What made Bérubé’s work heroic was that, as D’Emilio and Freedman point out, this self-taught man from a humble background “labored with very few material resources to support his research. He enjoyed none of the benefits that a faculty position at a university provides: no salary or health insurance, no paychecks during the summer, no funded sabbaticals for writing. For a while, he went back to weaving scarves, which he could do in the evening, and sold them by word of mouth through friends and acquaintances. He worked as an usher and manager in local movie theaters and registered with an agency for temporary office workers.”
Bérubé confided to his journal his frustration at not having nearly enough time to write: “This business of squeezing it into lunch hour or Saturday nights is for shit…”
In 1983, Bérubé fell in love with Brian Keith, a young British biochemist at the University of California whose research specialized in plant growth. But just three years later, Brian was diagnosed with AIDS and withered away rapidly in the days before protease inhibitors. Allan nursed him through the last days of his illness, an experience recounted in a chapter of the essay collection. Brian, having extracted from Bérubé a promise not to let grief impede the World War II book’s completion, made him the beneficiary of his life insurance policy. And so, out of Brian’s tragic death came the money that allowed Bérubé to finish “Coming Out Under Fire,” whose enthusiastic recognition by the critics eventually led to him winning a MacArthur Foundation “genius grant.”
Berube’s last project was to have been a book about the Marine Cooks and Stewards Union, an estimated two-thirds of whose members were “queens,” as they called themselves. The MCSU flourished from the 5,000 members it had at the time of the 1934 maritime strike to a high of 19,000 after the Communists and radicals who had taken it over insisted on reversing the color bar and admitting blacks, Chinese, and other people of color. That leadership used strikes to end the owner-imposed skin-color bar to employment on cruise liners.

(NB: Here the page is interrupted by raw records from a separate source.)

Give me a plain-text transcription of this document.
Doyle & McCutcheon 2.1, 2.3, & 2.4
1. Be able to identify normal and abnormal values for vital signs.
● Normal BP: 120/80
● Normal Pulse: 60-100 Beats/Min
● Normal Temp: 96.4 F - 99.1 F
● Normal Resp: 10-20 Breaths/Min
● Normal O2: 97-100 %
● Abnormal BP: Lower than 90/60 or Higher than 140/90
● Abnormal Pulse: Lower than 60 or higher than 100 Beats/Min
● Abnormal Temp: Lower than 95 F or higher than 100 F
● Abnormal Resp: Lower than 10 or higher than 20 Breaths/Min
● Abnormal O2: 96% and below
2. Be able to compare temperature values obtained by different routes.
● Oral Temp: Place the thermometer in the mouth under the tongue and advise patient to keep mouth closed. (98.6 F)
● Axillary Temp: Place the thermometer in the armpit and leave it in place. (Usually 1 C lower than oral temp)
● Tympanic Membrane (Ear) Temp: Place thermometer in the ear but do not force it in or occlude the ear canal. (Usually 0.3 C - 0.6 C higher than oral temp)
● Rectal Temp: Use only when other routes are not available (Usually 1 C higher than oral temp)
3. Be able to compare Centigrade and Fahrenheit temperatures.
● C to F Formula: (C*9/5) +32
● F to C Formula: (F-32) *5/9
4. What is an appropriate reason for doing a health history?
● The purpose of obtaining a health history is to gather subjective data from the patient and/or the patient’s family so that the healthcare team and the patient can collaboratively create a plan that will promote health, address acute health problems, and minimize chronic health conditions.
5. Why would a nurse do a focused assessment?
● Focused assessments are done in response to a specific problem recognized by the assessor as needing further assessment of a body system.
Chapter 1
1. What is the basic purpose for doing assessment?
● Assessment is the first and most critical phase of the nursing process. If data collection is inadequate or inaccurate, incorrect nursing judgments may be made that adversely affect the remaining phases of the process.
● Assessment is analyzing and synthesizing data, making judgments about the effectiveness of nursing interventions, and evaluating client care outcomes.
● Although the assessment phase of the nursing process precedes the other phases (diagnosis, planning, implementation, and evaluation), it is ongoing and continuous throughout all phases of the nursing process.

Many of the elected union leaders were openly gay and even held high positions in labor federations. One straight African-American official of the MCSU said that “in 1936 we developed this slogan: It’s anti-union to red-bait, race-bait, or queen-bait. We also put it this way: if you let them red-bait, they’ll race-bait, and if you let them race-bait, they’ll queen-bait. That’s why we all have to stick together.”
Thanks to the domestic Cold War, McCarthyism, and the incessant red-baiting by a rival company union, the MCSU was destroyed in the early 1950s, and many of its leaders jailed under the Taft-Hartley Act prohibiting Communists from holding union office.
The chapters in “My Desire for History” drawn from Bérubé’s drafts of his unfinished book portraying the solidarity created between the “queens” and other workers in their struggles are fresh and new, even to those of us familiar with labor history. Sadly, he died before the MCSU’s untold story could be completed.
Equally penetrating are Bérubé’s reflections on the inter-relationship among class, race, and gender and sexuality that animated so much of his work, for he insisted, correctly, that “an understanding of virtually any aspect of modern queer culture must be, not merely incomplete, but damaged in its central substance to the degree that it does not incorporate a critical analysis of modern class relations.”
D’Emilio and Freedman deserve our unreserved thanks for rescuing these significant Bérubé writings from obscurity, and for making his courageous life’s story available to us all. “My Desire for History” will be a rich and thought-provoking addition to your library. Do yourself a favor and buy it.